A Twilio-powered application that converts Indian English accents to British English in real-time during phone calls using streaming audio processing.
- Receive phone calls via a Twilio number
- Real-time transcription using Deepgram Speech-to-Text API
- Convert text to British English voice using Google Cloud Text-to-Speech
- Stream converted speech back to the caller in real-time
- WebSocket support for bidirectional audio streaming
- No file storage - all processing happens in memory for better performance and privacy
- Node.js (v14 or higher)
- npm or yarn
- A Twilio account with a phone number
- Google Cloud Platform account with Text-to-Speech API enabled
- Deepgram account for speech-to-text processing
git clone https://github.com/algorithmio/accent-conversion-ai
cd accent-conversion-ai
npm install
- Go to Google Cloud Console
- Create a new project or select an existing one
- Enable the Text-to-Speech API
- Go to IAM & Admin > Service Accounts
- Click Create Service Account
- Give it a name like "accent-converter"
- Grant the Cloud Text-to-Speech Client role
- Click Done
- Click on your newly created service account
- Go to Keys tab
- Click Add Key > Create New Key
- Choose JSON format
- Download the file
- Copy the downloaded JSON file to
config/creds.json
in your project - The file should look like this:
{
"type": "service_account",
"project_id": "your-project-id",
"private_key_id": "...",
"private_key": "-----BEGIN PRIVATE KEY-----\n...\n-----END PRIVATE KEY-----\n",
"client_email": "accent-converter@your-project.iam.gserviceaccount.com",
"client_id": "...",
"auth_uri": "https://accounts.google.com/o/oauth2/auth",
"token_uri": "https://oauth2.googleapis.com/token",
"auth_provider_x509_cert_url": "https://www.googleapis.com/oauth2/v1/certs",
"client_x509_cert_url": "..."
}
Create a .env
file in the root directory:
# Twilio Configuration
TWILIO_ACCOUNT_SID=your_twilio_account_sid_here
TWILIO_AUTH_TOKEN=your_twilio_auth_token_here
# Deepgram Configuration
DEEPGRAM_API_KEY=your_deepgram_api_key_here
# Server Configuration
PORT=4001
NODE_ENV=development
npm start
Or run directly:
node server.js
- Set up your Twilio phone number to use a webhook for incoming calls
- For the "A Call Comes In" webhook, use:
https://your-server.com/voice
Note: Your server needs to be accessible via HTTPS for Twilio to connect to it.
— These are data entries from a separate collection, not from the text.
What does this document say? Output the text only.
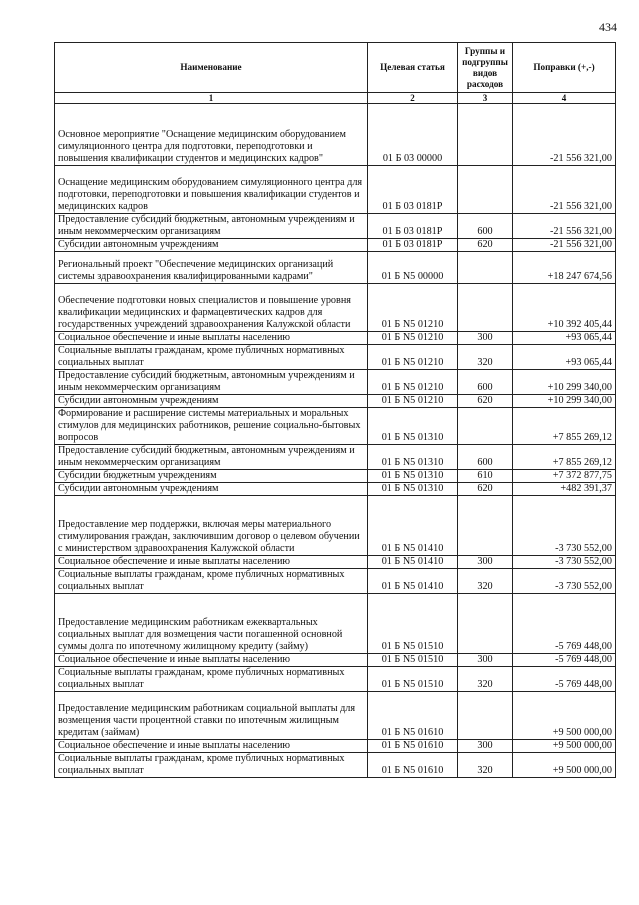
434
Наименование	Целевая статья	Группы и подгруппы видов расходов	Поправки (+,-)
1	2	3	4
Основное мероприятие "Оснащение медицинским оборудованием симуляционного центра для подготовки, переподготовки и повышения квалификации студентов и медицинских кадров"	01 Б 03 00000		-21 556 321,00
Оснащение медицинским оборудованием симуляционного центра для подготовки, переподготовки и повышения квалификации студентов и медицинских кадров	01 Б 03 0181P		-21 556 321,00
Предоставление субсидий бюджетным, автономным учреждениям и иным некоммерческим организациям	01 Б 03 0181P	600	-21 556 321,00
Субсидии автономным учреждениям	01 Б 03 0181P	620	-21 556 321,00
Региональный проект "Обеспечение медицинских организаций системы здравоохранения квалифицированными кадрами"	01 Б N5 00000		+18 247 674,56
Обеспечение подготовки новых специалистов и повышение уровня квалификации медицинских и фармацевтических кадров для государственных учреждений здравоохранения Калужской области	01 Б N5 01210		+10 392 405,44
Социальное обеспечение и иные выплаты населению	01 Б N5 01210	300	+93 065,44
Социальные выплаты гражданам, кроме публичных нормативных социальных выплат	01 Б N5 01210	320	+93 065,44
Предоставление субсидий бюджетным, автономным учреждениям и иным некоммерческим организациям	01 Б N5 01210	600	+10 299 340,00
Субсидии автономным учреждениям	01 Б N5 01210	620	+10 299 340,00
Формирование и расширение системы материальных и моральных стимулов для медицинских работников, решение социально-бытовых вопросов	01 Б N5 01310		+7 855 269,12
Предоставление субсидий бюджетным, автономным учреждениям и иным некоммерческим организациям	01 Б N5 01310	600	+7 855 269,12
Субсидии бюджетным учреждениям	01 Б N5 01310	610	+7 372 877,75
Субсидии автономным учреждениям	01 Б N5 01310	620	+482 391,37
Предоставление мер поддержки, включая меры материального стимулирования граждан, заключившим договор о целевом обучении с министерством здравоохранения Калужской области	01 Б N5 01410		-3 730 552,00
Социальное обеспечение и иные выплаты населению	01 Б N5 01410	300	-3 730 552,00
Социальные выплаты гражданам, кроме публичных нормативных социальных выплат	01 Б N5 01410	320	-3 730 552,00
Предоставление медицинским работникам ежеквартальных социальных выплат для возмещения части погашенной основной суммы долга по ипотечному жилищному кредиту (займу)	01 Б N5 01510		-5 769 448,00
Социальное обеспечение и иные выплаты населению	01 Б N5 01510	300	-5 769 448,00
Социальные выплаты гражданам, кроме публичных нормативных социальных выплат	01 Б N5 01510	320	-5 769 448,00
Предоставление медицинским работникам социальной выплаты для возмещения части процентной ставки по ипотечным жилищным кредитам (займам)	01 Б N5 01610		+9 500 000,00
Социальное обеспечение и иные выплаты населению	01 Б N5 01610	300	+9 500 000,00
Социальные выплаты гражданам, кроме публичных нормативных социальных выплат	01 Б N5 01610	320	+9 500 000,00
Use ngrok for local development.
- Install ngrok:
npm install -g ngrok
- Start your server locally:
node server.js
- In another terminal, start ngrok:
ngrok http 4001
- Use the provided HTTPS URL from ngrok in your Twilio webhook configuration.
POST /voice
- Handles incoming Twilio voice calls and sets up WebSocket streaming
GET /health
- Server health status and active connection count
WS /stream
- WebSocket endpoint for Twilio media streaming
The application uses a streaming architecture with the following components:
- DeepgramStreamingService - Real-time speech-to-text transcription
- StreamingAccentConverterV2 - Manages streaming TTS sessions
- StreamingTTSService - Google Cloud Text-to-Speech streaming integration
- Audio is processed and streamed back to Twilio without saving files
- Uses MULAW encoding at 8kHz for Twilio compatibility
- Supports real-time transcription and accent conversion with minimal latency
- Audio files are not saved to disk
- All processing happens in memory for better performance and privacy
- Audio is streamed directly back to the caller
- Advanced text deduplication to prevent repeated audio
- Natural conversation flow with timing-based decisions
- Handles both interim and final transcription results
├── server.js # Main application server
├── src/
│ ├── services/
│ │ ├── DeepgramStreamingService.js # Speech-to-text service
│ │ ├── StreamingAccentConverterV2.js # Main streaming converter
│ │ └── StreamingTTSService.js # Text-to-speech service
│ └── config/
│ └── tts-config.js # TTS configuration
├── config/
│ └── creds.json # Google Cloud credentials
└── package.json
⚠️ Never commit credentials to git (already excluded in .gitignore)- 🔒 Keep your credentials file secure
- 🔄 Rotate keys regularly for production use
- File not found: Make sure
config/creds.json
exists - Invalid format: Check JSON syntax with a validator
- API errors: Ensure Text-to-Speech API is enabled in Google Cloud Console
- Permission errors: Verify service account has correct roles
- Authentication errors: Verify your Deepgram API key in
.env
- Connection issues: Check your internet connection and API limits
- Webhook errors: Ensure your server is accessible via HTTPS
- Audio quality: Verify MULAW encoding and 8kHz sample rate
MIT